Three Terraform Use Cases You Should Start Implementing

In engineering organizations that use infrastructure programming (IaC) tools such as Terraform, they are typically used half-heartedly. This article explores no less than three use cases for Terraform and IaC-style automation that don't directly rely on the traditional infrastructure responsible for managing application workloads.

We have noticed that a clear thread running through the work of many teams involved in platform administration is an obvious slippage in mastering the “as code” philosophy. Naturally, they use OpenTofu or Terraform (hereinafter I will call them collectively “TF”) to manage computing and other cloud resourcesbut the team usually does not proceed to apply the same principles in all aspectsrelated to the exploitation of the subject area.

The goal is not to sporadically automate individual things; in fact, we want to automate All. Without exception, all processes and operations must be expressed in code.

Why? Because once you achieve this, you will reach a new level of consistency and reliability when managing systems, even in those systems where infrastructure programming was usually the last thing to get to.

In this article we will focus on some resources that (you will be surprised!) can also be managed. This:

We hope you come to the same conclusions that we preach to everyone we work with: if you want to make a solid platform, you need to program on it. all aspects infrastructure.

❯ Why isn’t it customary to do everything through Terraform?

There are a number of reasons why developers may be reluctant to use Terraform for deploying certain resources, such as Git repositories, or for user management or monitoring. It is often seen that engineers simply do not think about this, since they are more focused on implementing other parts from scratch. When it comes to Git repositories, programmers can perceive working with them as a “what came first, the chicken or the egg” problem? In this case, repositories are created manually before deploying the code – therefore automation of all processes through Terraform does not occur. In addition, engineers are often under time pressure and are under pressure to get the product out as quickly as possible, so they tend to stick to proven workflows rather than explore new ones. Using Terraform to manage the entire system is just such an approach.

❯ Manage team member accounts and role-based access control

Managing user accounts and roles across multiple SaaS products can be a real headache, especially if those products don't support single sign-on (SSO). This is a challenge that senior management and engineering teams often face. Hours of work time are wasted that could be better spent developing strategic initiatives. Luckily, TF can make this process a lot easier.

Before we get into the examples, it's worth noting that many SaaS vendors seem to have forgotten how important SSO is from a security perspective. As the article points out: The SSO Wall of Shamemany vendors offer SSO, but only as a premium feature. It is tied to expensive “corporate” pricing plans, or the fee for it is many times higher than the base price of the simplest functional version of the product. This practice discourages people from using SSO and, on the contrary, breeds an irresponsible attitude towards security. This problem is especially relevant for small organizations that may not be able to afford expensive pricing plans.
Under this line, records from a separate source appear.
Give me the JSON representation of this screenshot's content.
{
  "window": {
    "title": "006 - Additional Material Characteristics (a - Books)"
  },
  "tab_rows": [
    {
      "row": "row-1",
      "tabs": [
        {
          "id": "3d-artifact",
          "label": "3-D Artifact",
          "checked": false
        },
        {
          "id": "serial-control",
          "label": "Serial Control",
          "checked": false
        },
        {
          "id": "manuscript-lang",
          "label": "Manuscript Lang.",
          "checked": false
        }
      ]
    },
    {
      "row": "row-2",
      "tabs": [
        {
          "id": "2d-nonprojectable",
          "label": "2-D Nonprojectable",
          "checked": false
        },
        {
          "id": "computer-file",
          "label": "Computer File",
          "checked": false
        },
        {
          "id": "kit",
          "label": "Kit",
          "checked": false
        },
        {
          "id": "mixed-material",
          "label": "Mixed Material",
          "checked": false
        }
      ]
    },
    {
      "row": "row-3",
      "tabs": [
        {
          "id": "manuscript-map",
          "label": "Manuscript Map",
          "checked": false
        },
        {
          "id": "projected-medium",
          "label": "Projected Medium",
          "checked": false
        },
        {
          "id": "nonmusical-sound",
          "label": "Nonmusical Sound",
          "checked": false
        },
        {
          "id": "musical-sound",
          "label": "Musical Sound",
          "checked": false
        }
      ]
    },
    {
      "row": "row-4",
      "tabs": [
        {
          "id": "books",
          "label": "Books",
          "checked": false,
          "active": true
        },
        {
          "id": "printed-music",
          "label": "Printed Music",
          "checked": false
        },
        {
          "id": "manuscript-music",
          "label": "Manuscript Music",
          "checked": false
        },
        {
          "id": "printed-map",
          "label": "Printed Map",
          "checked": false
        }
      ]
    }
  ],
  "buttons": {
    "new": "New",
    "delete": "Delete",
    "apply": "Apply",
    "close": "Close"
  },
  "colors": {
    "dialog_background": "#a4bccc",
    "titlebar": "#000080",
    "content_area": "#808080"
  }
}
A typical software development organization will likely have multiple service platforms that need to be managed, both for users and access levels. A typical bare minimum stack might include AWS, GitHub, CloudFlare, and Datadog (for starters). For teams that can’t afford SSO, access to these services must be managed manually, which is a labor-intensive task. Every time someone leaves or a new employee joins the organization, someone will have to go into all of these platforms and manually add or remove a specific member of the organization. With TF, you can centralize the management of users and their credentials, making the whole job much easier (and more secure).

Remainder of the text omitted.